La Cour suprême des États-Unis a annulé, mardi 30 juin, le décret signé par Donald Trump le 20 janvier 2025 qui supprimait le droit du sol pour les enfants d’immigrés en situation irrégulière. La décision, rendue par six voix contre trois, confirme la protection constitutionnelle garantie par le 14e amendement.
Une décision 6-3 contre le décret présidentiel
Le décret de Donald Trump, signé dès son retour à la Maison-Blanche, interdisait au gouvernement fédéral de délivrer des passeports, certificats de citoyenneté ou autres documents aux enfants nés aux États-Unis dont la mère y séjourne illégalement ou temporairement, et dont le père n’est pas citoyen américain ou résident permanent.
Toutes les juridictions inférieures saisies avaient déjà déclaré ce texte inconstitutionnel. La Cour suprême a tranché à six voix contre trois : trois juges conservateurs, dont le président de la Cour, John Roberts, et les trois juges progressistes se sont prononcés en faveur de l’annulation du décret. La composition de la haute cour, marquée par la nomination de trois juges conservateurs sous le premier mandat de Donald Trump, n’a donc pas suffi à faire basculer la majorité sur cette question.
Le 14e amendement et le précédent de 1898
Dans l’arrêt rédigé par John Roberts, la Cour conclut que les enfants nés aux États-Unis de parents «présents illégalement ou temporairement» sont citoyens par la naissance en vertu du 14e amendement de la Constitution. Le texte dispose que «toute personne née ou naturalisée aux États-Unis et soumise à leur juridiction est citoyenne des États-Unis et de l’État dans lequel elle réside».
Ce principe, adopté en 1868 après la guerre de Sécession, visait à garantir les droits des esclaves affranchis et de leurs descendants. Il a été sanctuarisé en 1898 par un arrêt historique de la Cour suprême, l’affaire «United States c. Wong Kim Ark», reconnaissant qu’un fils d’immigrants chinois né à San Francisco était citoyen américain par sa naissance. Appliqué depuis plus de 150 ans, ce principe est un pilier du droit constitutionnel américain.
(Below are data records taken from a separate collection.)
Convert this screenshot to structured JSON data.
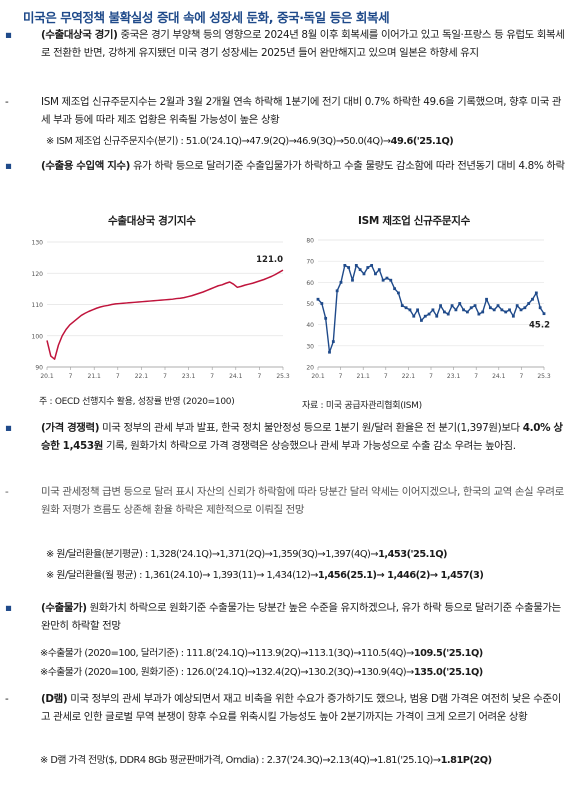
{
  "title": "미국은 무역정책 불확실성 증대 속에 성장세 둔화, 중국·독일 등은 회복세",
  "p1": {
    "head": "(수출대상국 경기)",
    "text": " 중국은 경기 부양책 등의 영향으로 2024년 8월 이후 회복세를 이어가고 있고 독일·프랑스 등 유럽도 회복세로 전환한 반면, 강하게 유지됐던 미국 경기 성장세는 2025년 들어 완만해지고 있으며 일본은 하향세 유지"
  },
  "p2": {
    "text": "ISM 제조업 신규주문지수는 2월과 3월 2개월 연속 하락해 1분기에 전기 대비 0.7% 하락한 49.6을 기록했으며, 향후 미국 관세 부과 등에 따라 제조 업황은 위축될 가능성이 높은 상황",
    "note": "※ ISM 제조업 신규주문지수(분기) : 51.0('24.1Q)→47.9(2Q)→46.9(3Q)→50.0(4Q)→",
    "note_end": "49.6('25.1Q)"
  },
  "p3": {
    "head": "(수출용 수입액 지수)",
    "text": " 유가 하락 등으로 달러기준 수출입물가가 하락하고 수출 물량도 감소함에 따라 전년동기 대비 4.8% 하락"
  },
  "chart_left": {
    "title": "수출대상국 경기지수",
    "source": "주 : OECD 선행지수 활용, 성장률 반영 (2020=100)"
  },
  "chart_right": {
    "title": "ISM 제조업 신규주문지수",
    "source": "자료 : 미국 공급자관리협회(ISM)"
  },
  "chart_data": [
    {
      "type": "line",
      "title": "수출대상국 경기지수",
      "x_ticks": [
        "20.1",
        "7",
        "21.1",
        "7",
        "22.1",
        "7",
        "23.1",
        "7",
        "24.1",
        "7",
        "25.3"
      ],
      "ylim": [
        90,
        130
      ],
      "y_ticks": [
        90,
        100,
        110,
        120,
        130
      ],
      "end_label": "121.0",
      "series": [
        {
          "values": [
            98.5,
            93.5,
            92.5,
            97.0,
            100.0,
            102.0,
            103.5,
            104.5,
            105.5,
            106.5,
            107.2,
            107.8,
            108.3,
            108.8,
            109.2,
            109.5,
            109.7,
            110.0,
            110.2,
            110.3,
            110.4,
            110.5,
            110.6,
            110.7,
            110.8,
            110.9,
            111.0,
            111.1,
            111.2,
            111.3,
            111.4,
            111.5,
            111.6,
            111.7,
            111.9,
            112.0,
            112.2,
            112.5,
            112.8,
            113.2,
            113.6,
            114.0,
            114.5,
            115.0,
            115.5,
            116.0,
            116.3,
            116.8,
            117.2,
            116.5,
            115.5,
            115.8,
            116.2,
            116.5,
            116.8,
            117.2,
            117.6,
            118.0,
            118.5,
            119.0,
            119.6,
            120.3,
            121.0
          ]
        }
      ],
      "grid": true
    },
    {
      "type": "line",
      "title": "ISM 제조업 신규주문지수",
      "x_ticks": [
        "20.1",
        "7",
        "21.1",
        "7",
        "22.1",
        "7",
        "23.1",
        "7",
        "24.1",
        "7",
        "25.3"
      ],
      "ylim": [
        20,
        80
      ],
      "y_ticks": [
        20,
        30,
        40,
        50,
        60,
        70,
        80
      ],
      "end_label": "45.2",
      "series": [
        {
          "values": [
            52,
            50,
            43,
            27,
            32,
            56,
            60,
            68,
            67,
            61,
            68,
            66,
            64,
            67,
            68,
            64,
            66,
            61,
            62,
            61,
            57,
            55,
            49,
            48,
            47,
            44,
            47,
            42,
            44,
            45,
            47,
            44,
            49,
            46,
            45,
            49,
            47,
            50,
            47,
            46,
            48,
            49,
            45,
            46,
            52,
            48,
            47,
            49,
            47,
            46,
            47,
            44,
            49,
            47,
            48,
            50,
            52,
            55,
            48,
            45.2
          ]
        }
      ],
      "grid": true
    }
  ],
  "p4": {
    "head": "(가격 경쟁력)",
    "text1": " 미국 정부의 관세 부과 발표, 한국 정치 불안정성 등으로 1분기 원/달러 환율은 전 분기(1,397원)보다 ",
    "b1": "4.0% 상승한 1,453원",
    "text2": " 기록, 원화가치 하락으로 가격 경쟁력은 상승했으나 관세 부과 가능성으로 수출 감소 우려는 높아짐."
  },
  "p5": {
    "text": "미국 관세정책 급변 등으로 달러 표시 자산의 신뢰가 하락함에 따라 당분간 달러 약세는 이어지겠으나, 한국의 교역 손실 우려로 원화 저평가 흐름도 상존해 환율 하락은 제한적으로 이뤄질 전망",
    "note1": "※ 원/달러환율(분기평균) : 1,328('24.1Q)→1,371(2Q)→1,359(3Q)→1,397(4Q)→",
    "note1_end": "1,453('25.1Q)",
    "note2": "※ 원/달러환율(월 평균) : 1,361(24.10)→ 1,393(11)→ 1,434(12)→",
    "note2_end": "1,456(25.1)→ 1,446(2)→ 1,457(3)"
  },
  "p6": {
    "head": "(수출물가)",
    "text": " 원화가치 하락으로 원화기준 수출물가는 당분간 높은 수준을 유지하겠으나, 유가 하락 등으로 달러기준 수출물가는 완만히 하락할 전망",
    "note1": "※수출물가 (2020=100, 달러기준) : 111.8('24.1Q)→113.9(2Q)→113.1(3Q)→110.5(4Q)→",
    "note1_end": "109.5('25.1Q)",
    "note2": "※수출물가 (2020=100, 원화기준) : 126.0('24.1Q)→132.4(2Q)→130.2(3Q)→130.9(4Q)→",
    "note2_end": "135.0('25.1Q)"
  },
  "p7": {
    "head": "(D램)",
    "text": " 미국 정부의 관세 부과가 예상되면서 재고 비축을 위한 수요가 증가하기도 했으나, 범용 D램 가격은 여전히 낮은 수준이고 관세로 인한 글로벌 무역 분쟁이 향후 수요를 위축시킬 가능성도 높아 2분기까지는 가격이 크게 오르기 어려운 상황",
    "note": "※ D램 가격 전망($, DDR4 8Gb 평균판매가격, Omdia) : 2.37('24.3Q)→2.13(4Q)→1.81('25.1Q)→",
    "note_end": "1.81P(2Q)"
  }
}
Les arguments du gouvernement et les projections contraires
Le conseiller juridique du gouvernement, John Stauer, avait plaidé que le droit du sol sans restriction constitue un facteur d’attraction pour l’immigration illégale ainsi que pour une industrie du «tourisme de naissance», consistant pour des femmes étrangères à venir accoucher aux États-Unis afin que leur enfant obtienne la nationalité américaine.
Des chercheurs de l’université Penn State ont toutefois projeté que l’application du décret aurait l’effet inverse, entraînant une aggravation de l’immigration illégale. Selon leurs estimations, la suppression du droit du sol aurait créé environ 255 000 naissances supplémentaires par an sans citoyenneté, portant le nombre d’immigrés clandestins supplémentaires à 2,7 millions d’ici 2045 et à 5,4 millions d’ici 2075.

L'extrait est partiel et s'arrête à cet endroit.